Sinnvoll bei bestehendem Fernwärmenetz
Wärmepumpen, die die Wärme aus dem Wasser statt der Luft entnehmen, hätten zudem den Vorteil, so Spliethoff, dass die Ausgangstemperatur höher ist. Meerwasser ist im Winter oft wärmer als die Luft; das Gleiche gilt für Flüsse und Seen, die laut Spliethoff oft 8 bis 10 Grad im Schnitt wärmer sind.
Daher sind Flüsse und Seen in Deutschland eine gute Abwärmequelle, stimmt Energie-Experte Martin Pehnt vom Institut für Energie- und Umweltforschung Heidelberg IFEU zu: Groß-Wärmepumpen seien "eine sowohl ökologisch sehr sinnvolle, als auch ökonomisch attraktive Option".
Sie seien vor allem dort sinnvoll, wo es bereits ein Fernwärmenetz gibt und der Anbieter auf erneuerbare Energien umstellen will. Großanlagen sind auch dann sinnvoll, wenn es für kleine Wärmepumpen keinen Platz in der Stadt gibt, oder viele Wärmepumpen in Wohnanlagen zu laut sind.
Abwärme aus Flüssen
Rosenheim hat als wohl erste deutsche Stadt Flusswasser-Wärmepumpen installiert und nutzt die Abwärme des dortigen Mühlbachs. Die Groß-Wärmepumpe ist Teil eines Kraft-Wärme-Koppelungssystems, zu der auch Elektrokessel und Gasmotoren gehören.
Durch die Kombination, so Götz Brühl von den Stadtwerken Rosenheim, könne man flexibel und schnell auf Änderungen des Stromangebotes und des Preises reagieren, weil die Wärmepumpen schnell hoch und runtergefahren werden können: "Wenn zu wenig Strom produziert wird, können wir mit der Kraft-Wärme-Kopplung zusätzlichen Strom produzieren und wenn Strom im Überfluss da ist, können wir die Wärmepumpe nehmen, um daraus Wärme zu gewinnen."
So könne man ökologisch und auch wirtschaftlich optimal fahren und mehr als ein Drittel der 40.000 Rosenheimer Haushalte mit Fernwärme versorgen. Die Anlage in Dänemark hat für den Fall überschüssigen Stroms sogar einen Wärmespeicher installiert. Dieser Speicher kann laut Anlagenbauer Hirsch beladen werden, wenn der Bedarf der Wärme niedriger ist.
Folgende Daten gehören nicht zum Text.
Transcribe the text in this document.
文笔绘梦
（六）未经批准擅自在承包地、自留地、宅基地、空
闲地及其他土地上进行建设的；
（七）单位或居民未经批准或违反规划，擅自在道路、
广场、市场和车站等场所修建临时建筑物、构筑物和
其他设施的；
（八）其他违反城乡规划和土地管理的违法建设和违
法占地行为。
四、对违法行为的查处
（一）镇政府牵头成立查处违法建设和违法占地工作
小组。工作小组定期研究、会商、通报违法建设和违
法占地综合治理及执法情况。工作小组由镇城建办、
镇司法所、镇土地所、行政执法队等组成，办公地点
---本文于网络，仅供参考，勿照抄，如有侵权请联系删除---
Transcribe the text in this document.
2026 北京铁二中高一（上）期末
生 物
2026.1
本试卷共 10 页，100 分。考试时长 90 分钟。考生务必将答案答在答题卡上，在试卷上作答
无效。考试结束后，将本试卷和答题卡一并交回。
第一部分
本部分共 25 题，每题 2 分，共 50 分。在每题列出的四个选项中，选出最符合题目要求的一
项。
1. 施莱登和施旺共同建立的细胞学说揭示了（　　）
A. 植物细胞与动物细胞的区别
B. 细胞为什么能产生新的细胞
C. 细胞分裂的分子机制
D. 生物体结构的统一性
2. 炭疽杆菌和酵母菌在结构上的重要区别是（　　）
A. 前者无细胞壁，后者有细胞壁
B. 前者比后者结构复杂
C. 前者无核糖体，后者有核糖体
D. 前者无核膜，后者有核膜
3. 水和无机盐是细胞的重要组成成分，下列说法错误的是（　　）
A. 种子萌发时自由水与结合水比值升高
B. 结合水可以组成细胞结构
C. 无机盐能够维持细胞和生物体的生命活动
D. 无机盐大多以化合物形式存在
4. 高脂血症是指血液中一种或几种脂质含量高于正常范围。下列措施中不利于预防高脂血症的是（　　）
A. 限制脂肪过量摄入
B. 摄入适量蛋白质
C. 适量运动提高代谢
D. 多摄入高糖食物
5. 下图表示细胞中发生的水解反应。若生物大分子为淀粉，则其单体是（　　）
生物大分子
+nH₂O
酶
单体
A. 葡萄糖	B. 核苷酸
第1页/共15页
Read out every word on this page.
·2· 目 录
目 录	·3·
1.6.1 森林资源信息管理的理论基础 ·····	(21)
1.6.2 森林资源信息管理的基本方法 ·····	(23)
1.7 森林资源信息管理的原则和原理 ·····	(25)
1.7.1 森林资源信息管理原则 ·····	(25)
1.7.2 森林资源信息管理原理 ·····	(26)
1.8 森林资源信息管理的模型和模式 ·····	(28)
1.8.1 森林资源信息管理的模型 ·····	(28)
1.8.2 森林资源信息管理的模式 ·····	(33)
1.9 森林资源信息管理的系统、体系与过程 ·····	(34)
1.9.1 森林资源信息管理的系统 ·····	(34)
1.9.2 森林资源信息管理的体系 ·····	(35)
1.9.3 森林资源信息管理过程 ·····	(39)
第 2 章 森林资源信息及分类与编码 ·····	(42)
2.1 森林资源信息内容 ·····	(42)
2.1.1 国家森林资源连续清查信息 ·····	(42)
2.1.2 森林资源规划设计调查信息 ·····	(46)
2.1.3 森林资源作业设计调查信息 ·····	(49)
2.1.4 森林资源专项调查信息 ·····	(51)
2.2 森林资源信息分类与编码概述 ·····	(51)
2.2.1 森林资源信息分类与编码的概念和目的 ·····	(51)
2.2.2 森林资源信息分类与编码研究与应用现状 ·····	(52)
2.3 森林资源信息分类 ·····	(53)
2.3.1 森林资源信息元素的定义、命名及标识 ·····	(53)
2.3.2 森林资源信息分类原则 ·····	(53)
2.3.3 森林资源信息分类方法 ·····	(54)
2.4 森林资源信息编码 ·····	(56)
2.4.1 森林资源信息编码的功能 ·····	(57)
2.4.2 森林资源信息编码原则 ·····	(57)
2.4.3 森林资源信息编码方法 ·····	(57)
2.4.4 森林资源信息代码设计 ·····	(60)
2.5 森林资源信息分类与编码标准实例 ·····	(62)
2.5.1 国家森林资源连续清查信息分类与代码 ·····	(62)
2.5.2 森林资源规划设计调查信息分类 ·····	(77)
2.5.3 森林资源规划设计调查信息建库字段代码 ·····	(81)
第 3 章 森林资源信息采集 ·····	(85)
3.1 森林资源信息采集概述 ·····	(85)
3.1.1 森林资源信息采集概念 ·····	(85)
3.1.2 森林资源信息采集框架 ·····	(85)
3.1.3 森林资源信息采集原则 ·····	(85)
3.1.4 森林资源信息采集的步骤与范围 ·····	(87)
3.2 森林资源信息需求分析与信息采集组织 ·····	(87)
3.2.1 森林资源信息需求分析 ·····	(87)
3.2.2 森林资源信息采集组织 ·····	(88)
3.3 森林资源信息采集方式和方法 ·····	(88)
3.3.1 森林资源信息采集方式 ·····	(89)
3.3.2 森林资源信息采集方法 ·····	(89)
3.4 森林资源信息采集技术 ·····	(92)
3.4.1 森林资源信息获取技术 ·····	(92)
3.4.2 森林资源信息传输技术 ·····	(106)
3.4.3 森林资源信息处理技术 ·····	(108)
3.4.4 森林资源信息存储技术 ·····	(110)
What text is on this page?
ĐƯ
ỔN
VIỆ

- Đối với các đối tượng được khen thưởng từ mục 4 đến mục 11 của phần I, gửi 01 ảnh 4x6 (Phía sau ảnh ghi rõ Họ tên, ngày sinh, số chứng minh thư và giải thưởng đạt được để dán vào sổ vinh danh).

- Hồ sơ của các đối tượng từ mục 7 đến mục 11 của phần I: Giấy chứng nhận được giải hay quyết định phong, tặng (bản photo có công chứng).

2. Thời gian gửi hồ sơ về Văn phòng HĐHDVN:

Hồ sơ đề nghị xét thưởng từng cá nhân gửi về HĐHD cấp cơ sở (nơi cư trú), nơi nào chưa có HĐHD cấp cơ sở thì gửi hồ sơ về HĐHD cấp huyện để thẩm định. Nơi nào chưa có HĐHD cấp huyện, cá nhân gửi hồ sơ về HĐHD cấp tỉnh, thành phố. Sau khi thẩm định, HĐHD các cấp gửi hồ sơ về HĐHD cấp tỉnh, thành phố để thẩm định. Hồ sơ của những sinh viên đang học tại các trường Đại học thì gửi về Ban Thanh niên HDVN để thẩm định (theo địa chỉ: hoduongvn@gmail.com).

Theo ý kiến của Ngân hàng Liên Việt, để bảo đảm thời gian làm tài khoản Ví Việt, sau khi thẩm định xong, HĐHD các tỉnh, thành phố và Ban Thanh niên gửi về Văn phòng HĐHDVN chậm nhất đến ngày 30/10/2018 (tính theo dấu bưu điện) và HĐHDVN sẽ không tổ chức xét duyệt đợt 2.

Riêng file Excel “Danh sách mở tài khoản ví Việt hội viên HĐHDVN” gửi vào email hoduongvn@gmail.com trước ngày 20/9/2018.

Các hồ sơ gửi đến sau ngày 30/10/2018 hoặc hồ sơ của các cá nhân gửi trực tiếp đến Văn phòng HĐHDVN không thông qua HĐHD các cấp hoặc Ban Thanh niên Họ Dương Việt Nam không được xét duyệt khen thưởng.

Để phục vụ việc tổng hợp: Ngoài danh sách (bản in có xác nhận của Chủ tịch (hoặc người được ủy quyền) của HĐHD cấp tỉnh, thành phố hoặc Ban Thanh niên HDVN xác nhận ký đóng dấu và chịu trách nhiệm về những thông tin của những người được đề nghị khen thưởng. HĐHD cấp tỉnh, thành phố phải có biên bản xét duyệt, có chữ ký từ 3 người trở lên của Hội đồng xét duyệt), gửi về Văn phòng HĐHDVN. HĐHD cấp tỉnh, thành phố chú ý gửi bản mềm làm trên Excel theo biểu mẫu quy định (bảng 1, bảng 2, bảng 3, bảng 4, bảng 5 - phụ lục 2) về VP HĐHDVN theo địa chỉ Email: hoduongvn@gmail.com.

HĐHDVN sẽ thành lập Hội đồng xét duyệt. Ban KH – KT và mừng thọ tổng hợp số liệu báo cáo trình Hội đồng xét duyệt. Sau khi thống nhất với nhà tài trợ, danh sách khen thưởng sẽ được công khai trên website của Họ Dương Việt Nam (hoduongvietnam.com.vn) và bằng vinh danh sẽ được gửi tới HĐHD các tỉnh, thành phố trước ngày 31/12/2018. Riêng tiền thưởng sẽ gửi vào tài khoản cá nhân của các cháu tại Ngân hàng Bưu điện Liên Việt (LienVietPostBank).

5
Skandinavien Vorreiter, Deutschland hinkt hinterher
Erst wenige deutsche Städte haben solche Groß-Wärmepumpen installiert. Mannheim beispielsweise hat eine Flusswasser-Wärmepumpe für 15 Millionen Euro gebaut, die rechnerisch 3.500 Haushalte versorgt. Und MAN, die die Anlage in Dänemark errichtet haben, bekamen jetzt den Zuschlag der RheinEnergie, für Köln eine 150 Megawatt-Anlage zu bauen. Sie soll ab 2027 rund 50.000 Kölner Haushalte versorgen, gespeist mit Wärme des Wassers aus dem Rhein.
Skandinavien, so Martin Pehnt vom IFEU, ist Deutschland Jahre voraus, dort habe man kontinuierlich seit vielen Jahren an der Energie- und Wärmewende gearbeitet - egal unter welcher Regierung. Deswegen sei es jetzt auch wichtig, stabile Rahmenbedingungen in Deutschland zu schaffen und nicht wieder Anbieter und Kunden durch neue Diskussionen um das Heizungsgesetz zu verunsichern.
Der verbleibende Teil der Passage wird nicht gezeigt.